Dr. McMurray-Heath: all of us here at KIF1A.ORG are ecstatic to hear of your appointment and can’t wait to see how your leadership positively impacts the rare disease community.
A secret experiment revealed: In a medical first, doctors treat Parkinson’s with a novel brain cell transplant
This week we are featuring a longer, but well-written narrative, detailing the progress of patient-derived stem cell treatments for Parkinson’s disease. Following this process from idea to reality (and many steps in between), this article highlights the magnitude of therapeutic impact that can happen when philanthropy, science, cutting-edge medicine, and the right minds all align at the same time to work on a unifying problem. If you are able to this weekend, take some time to dive into this hopeful story.

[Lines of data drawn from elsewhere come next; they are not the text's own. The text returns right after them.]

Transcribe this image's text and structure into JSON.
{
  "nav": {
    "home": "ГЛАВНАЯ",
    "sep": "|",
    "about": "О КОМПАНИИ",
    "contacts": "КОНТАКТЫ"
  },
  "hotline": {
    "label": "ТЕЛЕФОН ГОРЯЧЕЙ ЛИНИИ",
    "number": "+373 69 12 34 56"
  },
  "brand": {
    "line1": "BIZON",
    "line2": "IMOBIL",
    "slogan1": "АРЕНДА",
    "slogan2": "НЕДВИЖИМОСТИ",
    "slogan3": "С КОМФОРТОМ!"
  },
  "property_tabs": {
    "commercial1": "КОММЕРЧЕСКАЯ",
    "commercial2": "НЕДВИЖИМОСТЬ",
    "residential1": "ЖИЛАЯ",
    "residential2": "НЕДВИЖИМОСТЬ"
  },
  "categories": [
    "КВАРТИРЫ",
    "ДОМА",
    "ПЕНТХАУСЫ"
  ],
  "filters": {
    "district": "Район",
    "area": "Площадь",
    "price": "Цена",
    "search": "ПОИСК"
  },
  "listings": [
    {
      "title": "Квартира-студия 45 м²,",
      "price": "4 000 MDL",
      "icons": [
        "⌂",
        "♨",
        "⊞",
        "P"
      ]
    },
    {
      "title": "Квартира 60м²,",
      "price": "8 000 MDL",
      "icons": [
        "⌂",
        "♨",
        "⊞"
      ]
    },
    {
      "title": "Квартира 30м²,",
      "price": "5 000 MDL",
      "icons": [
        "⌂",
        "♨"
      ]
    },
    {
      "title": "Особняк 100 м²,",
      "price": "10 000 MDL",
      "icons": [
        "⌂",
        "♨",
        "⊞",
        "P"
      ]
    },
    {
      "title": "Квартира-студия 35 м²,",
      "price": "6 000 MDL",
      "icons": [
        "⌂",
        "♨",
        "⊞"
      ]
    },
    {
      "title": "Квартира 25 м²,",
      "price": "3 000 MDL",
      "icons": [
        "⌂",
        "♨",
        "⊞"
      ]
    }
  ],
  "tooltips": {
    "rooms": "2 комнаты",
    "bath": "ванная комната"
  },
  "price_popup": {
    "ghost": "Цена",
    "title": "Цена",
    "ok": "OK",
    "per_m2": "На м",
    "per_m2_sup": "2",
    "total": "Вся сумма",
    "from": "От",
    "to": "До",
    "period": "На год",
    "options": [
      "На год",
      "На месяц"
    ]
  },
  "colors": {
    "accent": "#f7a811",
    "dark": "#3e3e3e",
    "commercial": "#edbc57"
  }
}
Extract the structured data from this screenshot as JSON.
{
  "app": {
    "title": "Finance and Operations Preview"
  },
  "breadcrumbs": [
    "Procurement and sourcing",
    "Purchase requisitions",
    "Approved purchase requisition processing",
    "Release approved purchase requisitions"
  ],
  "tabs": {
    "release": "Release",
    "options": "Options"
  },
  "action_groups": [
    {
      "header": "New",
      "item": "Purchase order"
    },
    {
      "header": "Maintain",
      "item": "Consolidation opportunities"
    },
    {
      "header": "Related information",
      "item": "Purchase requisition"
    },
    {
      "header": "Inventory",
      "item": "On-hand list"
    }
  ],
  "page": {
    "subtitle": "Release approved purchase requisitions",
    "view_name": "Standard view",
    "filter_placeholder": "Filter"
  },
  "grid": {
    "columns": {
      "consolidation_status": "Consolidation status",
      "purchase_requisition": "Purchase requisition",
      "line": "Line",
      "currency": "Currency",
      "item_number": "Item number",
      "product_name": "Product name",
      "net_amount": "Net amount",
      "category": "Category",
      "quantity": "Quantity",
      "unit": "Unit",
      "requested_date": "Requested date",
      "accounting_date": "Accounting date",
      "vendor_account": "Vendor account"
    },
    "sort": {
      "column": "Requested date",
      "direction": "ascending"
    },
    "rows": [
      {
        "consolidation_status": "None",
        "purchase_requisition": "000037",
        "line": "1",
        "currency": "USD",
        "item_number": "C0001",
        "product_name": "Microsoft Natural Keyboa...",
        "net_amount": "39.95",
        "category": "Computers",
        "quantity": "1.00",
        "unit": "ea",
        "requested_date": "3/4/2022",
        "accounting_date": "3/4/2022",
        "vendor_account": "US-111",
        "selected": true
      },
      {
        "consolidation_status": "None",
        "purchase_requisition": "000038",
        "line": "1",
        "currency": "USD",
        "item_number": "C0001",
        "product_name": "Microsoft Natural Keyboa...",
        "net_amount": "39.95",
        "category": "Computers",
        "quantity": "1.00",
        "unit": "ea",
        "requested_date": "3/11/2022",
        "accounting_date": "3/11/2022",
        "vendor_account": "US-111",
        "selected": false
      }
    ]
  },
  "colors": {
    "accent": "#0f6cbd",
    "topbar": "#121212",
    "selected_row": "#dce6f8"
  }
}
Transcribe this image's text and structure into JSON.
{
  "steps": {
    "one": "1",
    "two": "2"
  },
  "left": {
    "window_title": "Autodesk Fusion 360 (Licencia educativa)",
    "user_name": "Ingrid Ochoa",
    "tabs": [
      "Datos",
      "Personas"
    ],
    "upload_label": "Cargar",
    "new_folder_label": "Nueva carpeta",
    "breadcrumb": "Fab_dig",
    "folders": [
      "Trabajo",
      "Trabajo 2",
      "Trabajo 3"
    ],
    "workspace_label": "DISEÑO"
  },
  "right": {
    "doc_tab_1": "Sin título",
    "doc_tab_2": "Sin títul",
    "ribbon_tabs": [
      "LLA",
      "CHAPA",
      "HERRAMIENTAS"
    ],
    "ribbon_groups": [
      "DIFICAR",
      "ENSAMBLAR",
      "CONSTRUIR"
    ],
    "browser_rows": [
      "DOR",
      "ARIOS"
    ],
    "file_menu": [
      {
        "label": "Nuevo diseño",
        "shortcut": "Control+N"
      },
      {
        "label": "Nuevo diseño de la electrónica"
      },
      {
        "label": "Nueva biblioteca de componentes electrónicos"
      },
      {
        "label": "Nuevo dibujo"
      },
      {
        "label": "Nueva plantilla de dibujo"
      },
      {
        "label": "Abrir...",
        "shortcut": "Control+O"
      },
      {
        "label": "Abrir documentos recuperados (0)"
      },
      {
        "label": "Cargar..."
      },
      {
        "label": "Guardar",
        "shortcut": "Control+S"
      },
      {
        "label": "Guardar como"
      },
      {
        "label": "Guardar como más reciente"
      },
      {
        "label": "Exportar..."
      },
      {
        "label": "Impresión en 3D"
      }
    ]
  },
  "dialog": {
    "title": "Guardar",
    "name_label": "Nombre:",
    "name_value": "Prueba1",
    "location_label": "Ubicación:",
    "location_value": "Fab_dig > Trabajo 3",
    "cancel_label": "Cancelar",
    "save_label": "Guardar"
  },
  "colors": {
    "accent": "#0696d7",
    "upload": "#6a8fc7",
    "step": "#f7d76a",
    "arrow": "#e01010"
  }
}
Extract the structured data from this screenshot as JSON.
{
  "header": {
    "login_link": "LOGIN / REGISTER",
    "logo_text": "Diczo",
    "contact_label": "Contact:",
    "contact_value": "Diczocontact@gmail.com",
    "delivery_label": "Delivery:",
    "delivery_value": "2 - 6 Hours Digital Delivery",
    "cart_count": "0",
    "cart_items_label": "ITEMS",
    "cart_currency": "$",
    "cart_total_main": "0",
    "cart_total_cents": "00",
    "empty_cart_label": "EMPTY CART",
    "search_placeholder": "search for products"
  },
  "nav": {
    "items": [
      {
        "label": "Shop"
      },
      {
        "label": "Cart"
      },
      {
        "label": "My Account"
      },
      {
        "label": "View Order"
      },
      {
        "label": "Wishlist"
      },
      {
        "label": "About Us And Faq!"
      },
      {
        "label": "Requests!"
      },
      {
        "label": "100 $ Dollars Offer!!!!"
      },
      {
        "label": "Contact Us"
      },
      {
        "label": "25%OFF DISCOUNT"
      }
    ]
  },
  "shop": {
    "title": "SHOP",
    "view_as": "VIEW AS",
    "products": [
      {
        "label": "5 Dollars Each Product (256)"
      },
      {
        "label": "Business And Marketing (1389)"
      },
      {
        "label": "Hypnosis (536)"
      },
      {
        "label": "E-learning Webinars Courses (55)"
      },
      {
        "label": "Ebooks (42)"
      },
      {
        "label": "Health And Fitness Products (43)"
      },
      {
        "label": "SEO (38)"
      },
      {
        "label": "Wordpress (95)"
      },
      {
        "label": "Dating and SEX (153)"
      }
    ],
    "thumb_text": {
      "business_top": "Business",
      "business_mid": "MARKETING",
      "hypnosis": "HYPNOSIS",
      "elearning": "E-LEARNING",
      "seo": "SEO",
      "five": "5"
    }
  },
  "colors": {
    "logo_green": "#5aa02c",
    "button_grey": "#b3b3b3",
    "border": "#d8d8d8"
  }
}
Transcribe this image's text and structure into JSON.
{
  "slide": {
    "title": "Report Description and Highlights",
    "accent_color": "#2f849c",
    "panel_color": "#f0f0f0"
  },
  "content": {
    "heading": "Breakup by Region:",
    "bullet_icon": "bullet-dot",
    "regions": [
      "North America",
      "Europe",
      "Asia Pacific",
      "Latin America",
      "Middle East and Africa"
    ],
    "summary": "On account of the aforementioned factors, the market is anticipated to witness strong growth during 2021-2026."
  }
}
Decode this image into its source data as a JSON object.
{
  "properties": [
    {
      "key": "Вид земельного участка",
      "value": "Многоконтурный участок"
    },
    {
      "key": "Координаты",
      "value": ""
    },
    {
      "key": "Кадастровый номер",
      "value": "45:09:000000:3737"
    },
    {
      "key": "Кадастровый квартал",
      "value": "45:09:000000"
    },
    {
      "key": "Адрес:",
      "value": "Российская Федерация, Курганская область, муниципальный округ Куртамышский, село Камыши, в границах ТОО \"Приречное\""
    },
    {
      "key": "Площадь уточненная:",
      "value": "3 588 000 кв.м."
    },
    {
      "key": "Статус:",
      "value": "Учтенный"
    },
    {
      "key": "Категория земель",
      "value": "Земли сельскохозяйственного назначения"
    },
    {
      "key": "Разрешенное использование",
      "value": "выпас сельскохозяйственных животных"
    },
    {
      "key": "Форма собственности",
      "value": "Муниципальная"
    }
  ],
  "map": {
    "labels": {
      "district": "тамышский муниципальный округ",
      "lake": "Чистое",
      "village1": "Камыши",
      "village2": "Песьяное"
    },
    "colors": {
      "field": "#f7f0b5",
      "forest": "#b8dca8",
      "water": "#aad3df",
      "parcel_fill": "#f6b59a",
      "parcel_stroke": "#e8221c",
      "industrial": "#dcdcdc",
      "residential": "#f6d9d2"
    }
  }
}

Alpha Cognition Inc. Announces Granted EU Patents and Orphan Drug Designation for Its Progranulin Platform
Alpha Cognition Inc. (ACI), a clinical stage biotech company engaged in neurological disease research, has been granted two patents in the EU and FDA Orphan Drug Designation in the U.S. for the use of progranulin in therapeutic treatment. Progranulin is a protein found in the cells of our nervous system, and other regions of our body, that plays an important role in cellular growth, survival, and repair. Progranulin has been on neuroscientists’ radar for a long time, as alternations of progranulin have been linked to certain forms of dementia. However, the potential benefit of progranulin as a therapeutic agent is a newly emerging concept within the neuroscience field.